La SCNF ne veut pas envoyer "de signal défavorable"
Dans cette lettre, les habitants ont avancé plusieurs propositions qui permettraient de concilier à la fois cheminement piétonnier des voyageurs et circulation automobile. Entre autres, l'installation d'un système de barrières intelligent qui se fermerait un quart d'heure avant l'arrivée du train et un quart d'heure après son départ. "Ça équivaut à trente minutes par train, et ça permettrait que l'accès voiture soit ouvert 18h sur 24h", avance Didier Walczak, président de l'association de Carmignan.

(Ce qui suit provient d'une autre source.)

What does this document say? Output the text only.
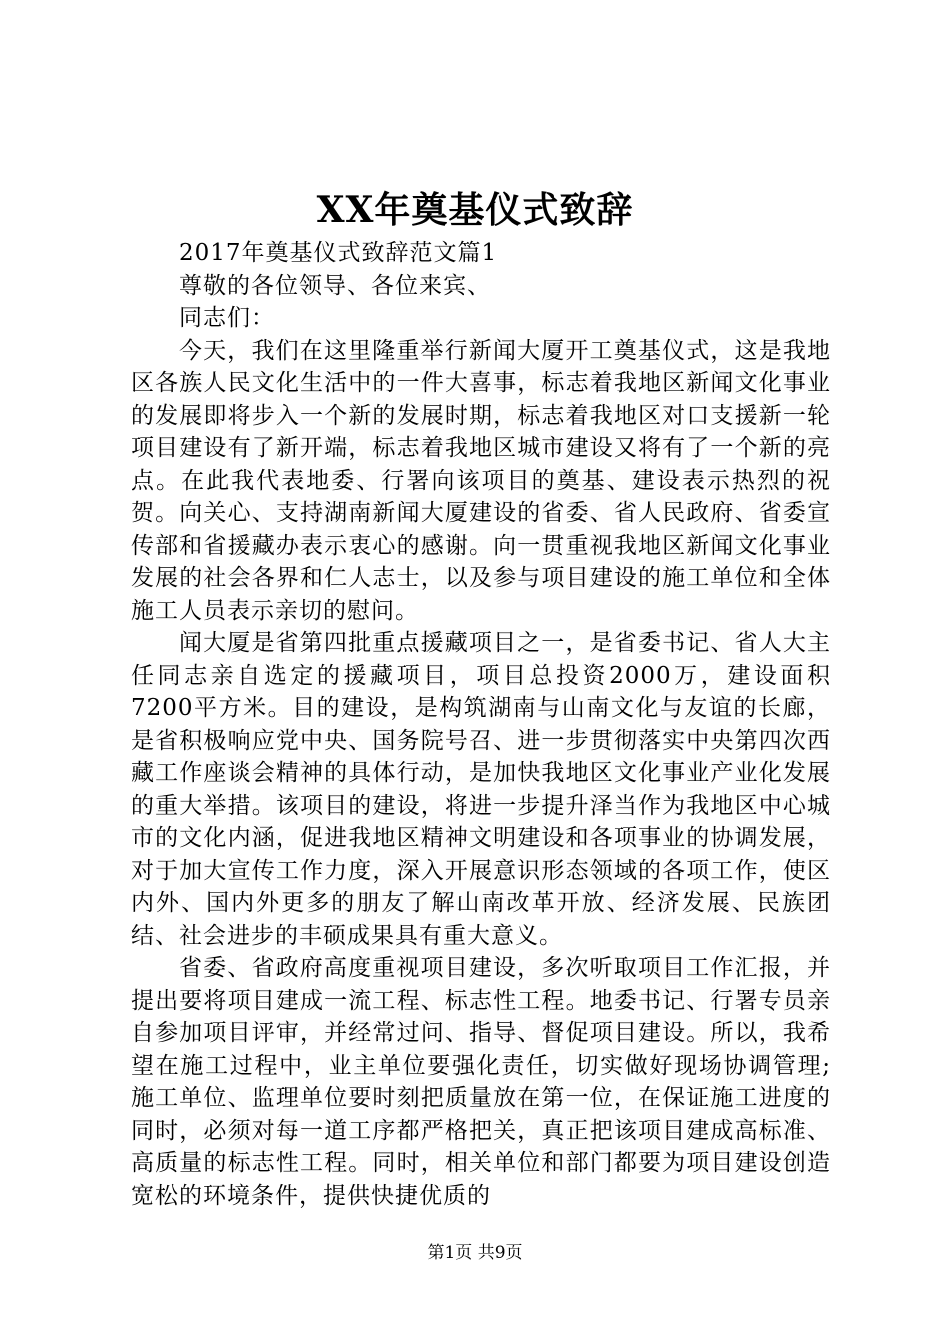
XX年奠基仪式致辞

2017年奠基仪式致辞范文篇1

尊敬的各位领导、各位来宾、

同志们：

今天，我们在这里隆重举行新闻大厦开工奠基仪式，这是我地区各族人民文化生活中的一件大喜事，标志着我地区新闻文化事业的发展即将步入一个新的发展时期，标志着我地区对口支援新一轮项目建设有了新开端，标志着我地区城市建设又将有了一个新的亮点。在此我代表地委、行署向该项目的奠基、建设表示热烈的祝贺。向关心、支持湖南新闻大厦建设的省委、省人民政府、省委宣传部和省援藏办表示衷心的感谢。向一贯重视我地区新闻文化事业发展的社会各界和仁人志士，以及参与项目建设的施工单位和全体施工人员表示亲切的慰问。

闻大厦是省第四批重点援藏项目之一，是省委书记、省人大主任同志亲自选定的援藏项目，项目总投资2000万，建设面积7200平方米。目的建设，是构筑湖南与山南文化与友谊的长廊，是省积极响应党中央、国务院号召、进一步贯彻落实中央第四次西藏工作座谈会精神的具体行动，是加快我地区文化事业产业化发展的重大举措。该项目的建设，将进一步提升泽当作为我地区中心城市的文化内涵，促进我地区精神文明建设和各项事业的协调发展，对于加大宣传工作力度，深入开展意识形态领域的各项工作，使区内外、国内外更多的朋友了解山南改革开放、经济发展、民族团结、社会进步的丰硕成果具有重大意义。

省委、省政府高度重视项目建设，多次听取项目工作汇报，并提出要将项目建成一流工程、标志性工程。地委书记、行署专员亲自参加项目评审，并经常过问、指导、督促项目建设。所以，我希望在施工过程中，业主单位要强化责任，切实做好现场协调管理;施工单位、监理单位要时刻把质量放在第一位，在保证施工进度的同时，必须对每一道工序都严格把关，真正把该项目建成高标准、高质量的标志性工程。同时，相关单位和部门都要为项目建设创造宽松的环境条件，提供快捷优质的

第1页 共9页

La municipalité a alors demandé si cette solution était techniquement envisageable. Dans un courrier-réponse datant du 17 avril, SNCF Réseau Occitanie et SNCF Gares & Connexions considèrent que revenir sur ce cheminement piéton quelques mois seulement après la réouverture de la ligne aux voyageurs "constituerait un signal défavorable vis-à-vis des services instructeurs de l'État". D'autant que d'autres gares doivent encore rouvrir par la suite comme Laudun-l'Ardoise, Roquemaure, Villeneuve-lez-Avignon, Aramon, Remoulins et Marguerittes.
"Pour cette raison, nous ne sommes pas favorables à ce que le gestionnaire de la voirie engage des modifications du souterrain à ce stade du projet", objectent par écrit Catherine Trevet et Agnès Moutet-Lamy, directrices des deux entités SNCF. Elles justifient leur réponse en considérant que ce passage souterrain n'a pas qu'un usage ferroviaire mais profite à tous les piétons.

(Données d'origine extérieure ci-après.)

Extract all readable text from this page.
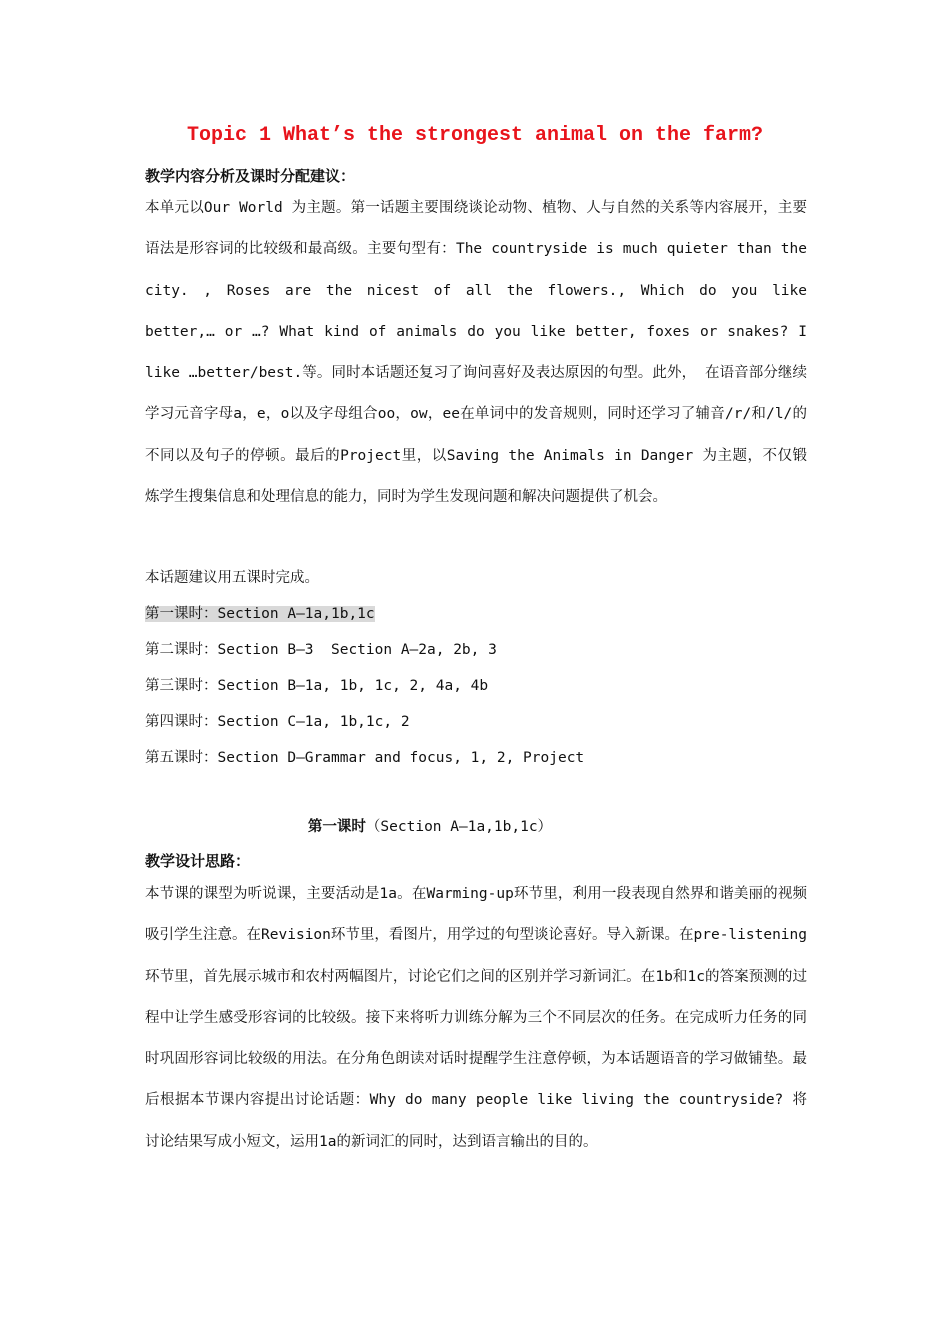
Topic 1 What’s the strongest animal on the farm?
教学内容分析及课时分配建议：

本单元以Our World 为主题。第一话题主要围绕谈论动物、植物、人与自然的关系等内容展开，主要语法是形容词的比较级和最高级。主要句型有：The countryside is much quieter than the city. , Roses are the nicest of all the flowers., Which do you like better,… or …? What kind of animals do you like better, foxes or snakes? I like …better/best.等。同时本话题还复习了询问喜好及表达原因的句型。此外， 在语音部分继续学习元音字母a，e，o以及字母组合oo，ow，ee在单词中的发音规则，同时还学习了辅音/r/和/l/的不同以及句子的停顿。最后的Project里，以Saving the Animals in Danger 为主题，不仅锻炼学生搜集信息和处理信息的能力，同时为学生发现问题和解决问题提供了机会。

本话题建议用五课时完成。
第一课时：Section A—1a,1b,1c
第二课时：Section B—3  Section A—2a, 2b, 3
第三课时：Section B—1a, 1b, 1c, 2, 4a, 4b
第四课时：Section C—1a, 1b,1c, 2
第五课时：Section D—Grammar and focus, 1, 2, Project
第一课时（Section A—1a,1b,1c）
教学设计思路：

本节课的课型为听说课，主要活动是1a。在Warming-up环节里，利用一段表现自然界和谐美丽的视频吸引学生注意。在Revision环节里，看图片，用学过的句型谈论喜好。导入新课。在pre-listening环节里，首先展示城市和农村两幅图片，讨论它们之间的区别并学习新词汇。在1b和1c的答案预测的过程中让学生感受形容词的比较级。接下来将听力训练分解为三个不同层次的任务。在完成听力任务的同时巩固形容词比较级的用法。在分角色朗读对话时提醒学生注意停顿，为本话题语音的学习做铺垫。最后根据本节课内容提出讨论话题：Why do many people like living the countryside? 将讨论结果写成小短文，运用1a的新词汇的同时，达到语言输出的目的。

La mairie fait pression pour accélérer les travaux
Elles concluent en disant : "Nous comprenons que l'interdiction des circulations routières dans le souterrain puisse constituer une modification des usages et des habitudes et générer une gêne pour les habitants. Notre priorité reste donc de créer une passerelle ferroviaire dans les plus brefs délais. Les études techniques sont en cours et nous analysons actuellement les conséquences de l'avis de l'autorité environnementale sur le planning." À savoir que la SCNF n'a passé qu'un seul marché public pour équiper toutes les gares de la ligne rive droite du Rhône.

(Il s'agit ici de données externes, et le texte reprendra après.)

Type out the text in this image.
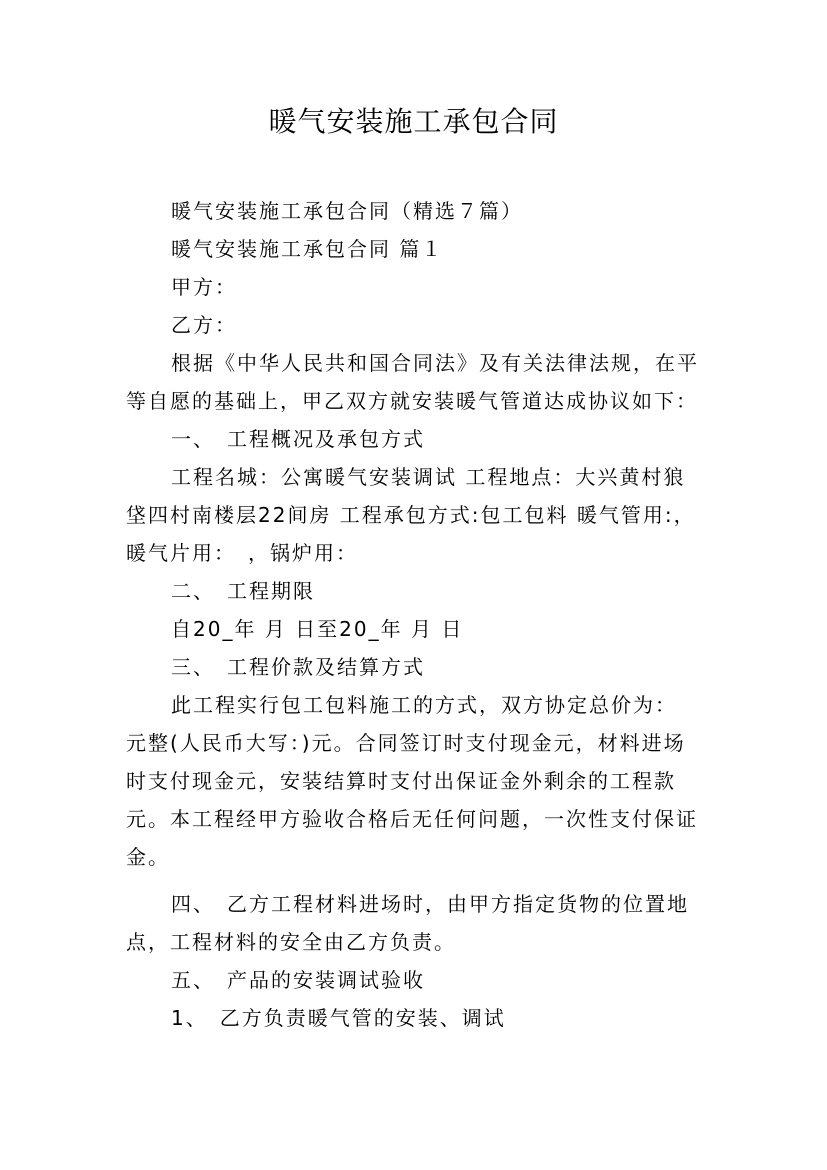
暖气安装施工承包合同
暖气安装施工承包合同（精选７篇）
暖气安装施工承包合同 篇１
甲方：
乙方：
根据《中华人民共和国合同法》及有关法律法规，在平
等自愿的基础上，甲乙双方就安装暖气管道达成协议如下：
一、　工程概况及承包方式
工程名城：公寓暖气安装调试 工程地点：大兴黄村狼
垡四村南楼层22间房 工程承包方式:包工包料 暖气管用:，
暖气片用：　，锅炉用：
二、　工程期限
自20_年 月 日至20_年 月 日
三、　工程价款及结算方式
此工程实行包工包料施工的方式，双方协定总价为：
元整(人民币大写：)元。合同签订时支付现金元，材料进场
时支付现金元，安装结算时支付出保证金外剩余的工程款
元。本工程经甲方验收合格后无任何问题，一次性支付保证
金。
四、　乙方工程材料进场时，由甲方指定货物的位置地
点，工程材料的安全由乙方负责。
五、　产品的安装调试验收
1、　乙方负责暖气管的安装、调试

Il faudra donc que les riverains s'arment de patience et changent leur itinéraire pendant quelques années. La mesure a dû mal à passer. "J'aimerais bien savoir combien il y a de gens à pied comparé au nombre de voitures qui ne peuvent désormais plus passer", rouspète un habitant, lors de la réunion de quartier. Maxime Couston qui, lui-même habitant de Carmignan, reconnaît que "cette solution est pénible pour tous mais que cela ne dépend pas de la mairie. (...) La municipalité fait pression sur la Région pour que les travaux soient accélérés."
Pourtant, les riverains craignent que les délais ne soient pas tenus. "Pendant deux ans, ce sera comme ça. Après, il y aura des travaux. On doit suivre des règles de sécurisation. On fait pression pour 2024", insiste l'adjoint à la Sécurité, Christian Baume. Mais il n'est pas possible de passer outre les temps de procédure imposés par le code du marché public européen.